Riscos de um Baixo Preço/Lucro (P/L)

Dúvidas sobre análise fundamentalista
Um P/L (Preço/Lucro) baixo nem sempre significa que determinada ação é um bom negócio. Como já explicado no artigo “Preço sobre Lucro (P/L)“, esse indicador fundamentalista depende de dois “componentes”, do preço e do lucro por ação, portanto qualquer motivo que afete um desses dois componentes, consequentemente afetará o cálculo do P/L. Abaixo alguns itens que devem ser analisados para verificar se esse P/L baixo na verdade não está “escondendo” algum problema.

- Falta de transparência na divulgação dos resultados, nesse caso é interessante verificar se a ação da empresa possui um bom nível de Governança Corporativa. Lembre-se que ações com baixo nível, gera uma menor precificação das ações da empresa, e se o preço é menor o P/L também será menor. Outro ponto a verificar é se houveram mudanças recentes nas regras contábeis da empresa, pois isso pode estar causando falsa impressão de crescimento do lucro no período.
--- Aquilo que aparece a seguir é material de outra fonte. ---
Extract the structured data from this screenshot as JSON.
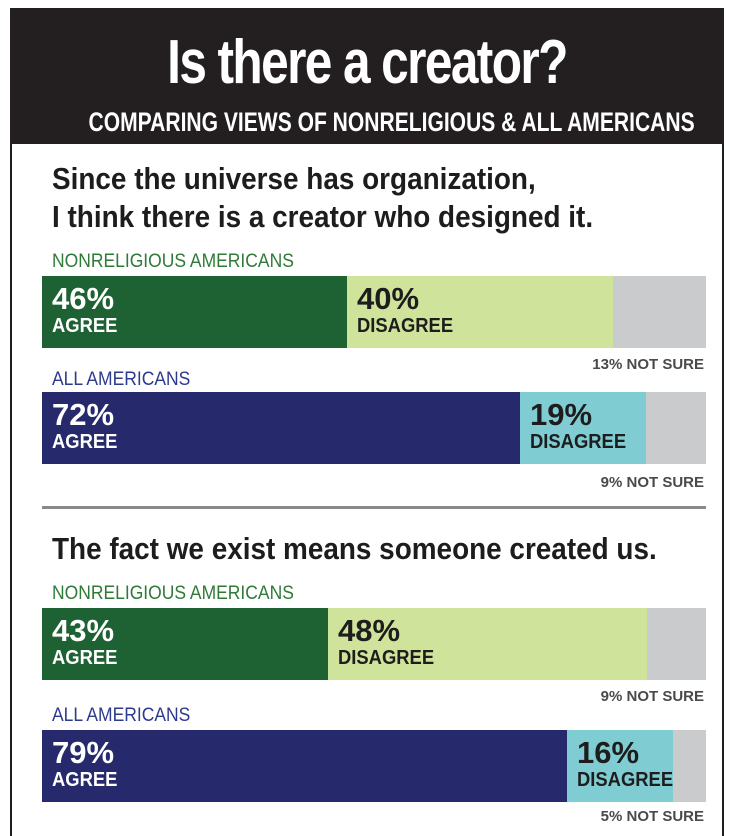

- Papeis com alta volatilidade fazem com que muitos investidores o “evitem” e acabe influenciando na precificação e indiretamente no P/L. A alta volatilidade pode ser causada por uma cotação muito baixa (em que cada centavo gera grande variação), ou em ações em que os papeis estão concentrados nas mãos de poucos investidores (baixo Free-Float) fazendo com que o spread no livro de ofertas fique muito alto. Dica: Procure papeis de empresas com Beta igual ou menor que 1.

- Crescimento e resultados da empresa não são consistentes. Verifique se a empresa teve crescimento de lucro e receitas superior a 15% nos últimos 5 anos e ao mesmo tempo empresas com perspectivas de crescimento do lucro e das receitas superior a 15% nos próximos anos.

- Ação com baixo volume negociado no mercado por causa, por exemplo, de um baixo Free-Float, acaba atraindo menos investidores e também afetando a precificação do papel. Procure papeis com maior liquidez e volume. Aqui novamente pode-se olhar o nível de Governança Corporativa, já que nos níveis mais altos as empresas precisam ter um percentual mínimo de ações em circulação.